Я уже приоткрыл дверь приюта земледельцев, как из сумеречного коридора выбежала француженка:

– Господин русский! Спасите вашу жену! Скорее!

Мы бросились в глубину коридоров. Справа открылся вестибюль с колоннами и спускающейся к выходу лестницей. Здесь Надя боролась с двумя мужчинами: с комиссионером самого низкого пошиба и сержантом из караула Кестль-Гарден.

– Напрасно ты, красотка, скандалишь! – сердился комиссионер. – Ты пьяная, видно!

Я не оказался джентльменом при первом своем появлении в Кестль-Гарден; сержант отлетел за колонну и упал с лестницы, комиссионер удержался на ногах, но, кажется, с поврежденными зубами. Они приступили ко мне; не с кулаками, – оба оцепили мой удар и не спешили мериться силой. В Кестль-Гарден, как и при всякой цивилизации, власть выше простой силы. И вот уже я двигался по коридору, конвоируемый своими недругами. Надя шла за нами.

– Хорошо же вы начинаете – жизнь на чужбине! – сказал комиссионер. – С тюрьмы!

– Я офицер, полковник и обязан защищать свою жену.

Их смутила моя английская речь и лондонское дорогое пальто.

– Вы нанесли оскорбление власти! – сказал сержант.

– Оскорбление моей жены неизмеримо, – возразил я. – Она решилась помочь француженкам, не знающим английского, а вы схватили ее. И где – в стране, почитающей habeas corpus[7]7
  Предписание о представлении арестованного в суд для рассмотрения законности ареста.


[Закрыть]
!

Мой расчет был верен: Надя, увиденная отдельно, со всею гордыней и оскорбленностью взгляда, показалась им теперь женщиной, которой они не смели касаться.

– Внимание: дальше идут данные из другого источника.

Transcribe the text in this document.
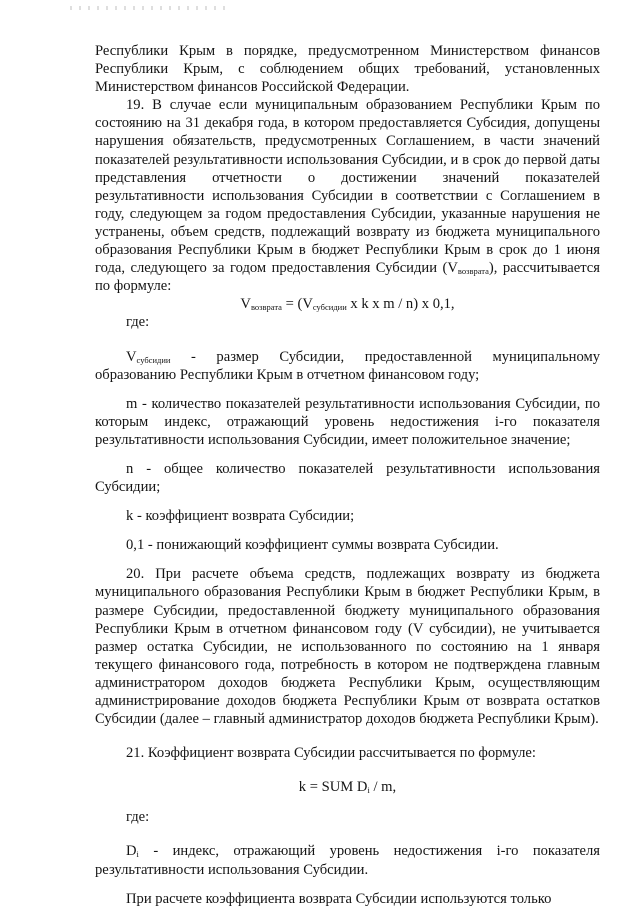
Республики Крым в порядке, предусмотренном Министерством финансов Республики Крым, с соблюдением общих требований, установленных Министерством финансов Российской Федерации.

19. В случае если муниципальным образованием Республики Крым по состоянию на 31 декабря года, в котором предоставляется Субсидия, допущены нарушения обязательств, предусмотренных Соглашением, в части значений показателей результативности использования Субсидии, и в срок до первой даты представления отчетности о достижении значений показателей результативности использования Субсидии в соответствии с Соглашением в году, следующем за годом предоставления Субсидии, указанные нарушения не устранены, объем средств, подлежащий возврату из бюджета муниципального образования Республики Крым в бюджет Республики Крым в срок до 1 июня года, следующего за годом предоставления Субсидии $(V_{возврата})$, рассчитывается по формуле:

$V_{возврата} = (V_{субсидии}$ x k x m / n) x 0,1,

где:

$V_{субсидии}$ - размер Субсидии, предоставленной муниципальному образованию Республики Крым в отчетном финансовом году;

m - количество показателей результативности использования Субсидии, по которым индекс, отражающий уровень недостижения i-го показателя результативности использования Субсидии, имеет положительное значение;

n - общее количество показателей результативности использования Субсидии;

k - коэффициент возврата Субсидии;

0,1 - понижающий коэффициент суммы возврата Субсидии.

20. При расчете объема средств, подлежащих возврату из бюджета муниципального образования Республики Крым в бюджет Республики Крым, в размере Субсидии, предоставленной бюджету муниципального образования Республики Крым в отчетном финансовом году (V субсидии), не учитывается размер остатка Субсидии, не использованного по состоянию на 1 января текущего финансового года, потребность в котором не подтверждена главным администратором доходов бюджета Республики Крым, осуществляющим администрирование доходов бюджета Республики Крым от возврата остатков Субсидии (далее – главный администратор доходов бюджета Республики Крым).

21. Коэффициент возврата Субсидии рассчитывается по формуле:

k = SUM $D_i$ / m,

где:

$D_i$ - индекс, отражающий уровень недостижения i-го показателя результативности использования Субсидии.

При расчете коэффициента возврата Субсидии используются только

Мы остановились посреди коридора.

– Послушайте, – сказал комиссионер и запустил палец в рот под усы, – вы выбили мне зубы. Вставить зубы стоит в Нью-Йорке немалых денег, а с судебными издержками еще больше.

– Зачем же занимать суд такими пустяками, как ваши зубы?

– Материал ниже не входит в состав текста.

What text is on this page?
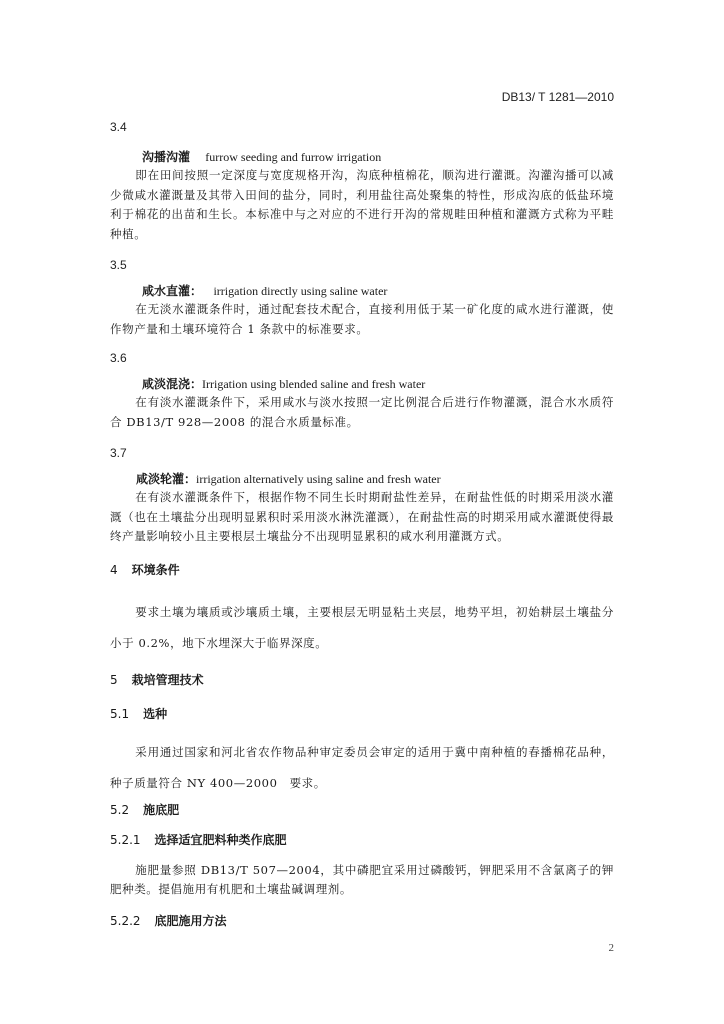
DB13/ T 1281—2010

3.4

沟播沟灌 furrow seeding and furrow irrigation

即在田间按照一定深度与宽度规格开沟，沟底种植棉花，顺沟进行灌溉。沟灌沟播可以减少微咸水灌溉量及其带入田间的盐分，同时，利用盐往高处聚集的特性，形成沟底的低盐环境利于棉花的出苗和生长。本标准中与之对应的不进行开沟的常规畦田种植和灌溉方式称为平畦种植。

3.5

咸水直灌： irrigation directly using saline water

在无淡水灌溉条件时，通过配套技术配合，直接利用低于某一矿化度的咸水进行灌溉，使作物产量和土壤环境符合 1 条款中的标准要求。

3.6

咸淡混浇：Irrigation using blended saline and fresh water

在有淡水灌溉条件下，采用咸水与淡水按照一定比例混合后进行作物灌溉，混合水水质符合 DB13/T 928—2008 的混合水质量标准。

3.7

咸淡轮灌：irrigation alternatively using saline and fresh water

在有淡水灌溉条件下，根据作物不同生长时期耐盐性差异，在耐盐性低的时期采用淡水灌溉（也在土壤盐分出现明显累积时采用淡水淋洗灌溉），在耐盐性高的时期采用咸水灌溉使得最终产量影响较小且主要根层土壤盐分不出现明显累积的咸水利用灌溉方式。

4 环境条件

要求土壤为壤质或沙壤质土壤，主要根层无明显粘土夹层，地势平坦，初始耕层土壤盐分小于 0.2%，地下水埋深大于临界深度。

5 栽培管理技术

5.1 选种

采用通过国家和河北省农作物品种审定委员会审定的适用于冀中南种植的春播棉花品种，种子质量符合 NY 400—2000　要求。

5.2 施底肥

5.2.1 选择适宜肥料种类作底肥

施肥量参照 DB13/T 507—2004，其中磷肥宜采用过磷酸钙，钾肥采用不含氯离子的钾肥种类。提倡施用有机肥和土壤盐碱调理剂。

5.2.2 底肥施用方法

2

– Не ходить же мне с выбитыми! – Он не оттягивал губы; может, зуб был и на месте. – Это стоит не меньше пяти долларов, а доллар в цену четырех шиллингов.

Он опасался, что меня затруднит перевод валют, и намекал, что спрашивает английский фунт. В кармане пальто лежала гинея, я протянул ее комиссионеру:

– Вот гинея. Она равна двадцати одному шиллингу: остаток в один шиллинг передайте сержанту, ему, кажется, нужно отутюжить мундир.

Мы оставили слуг порядка; потом мы не раз наблюдали, как дела чести решались с помощью денег.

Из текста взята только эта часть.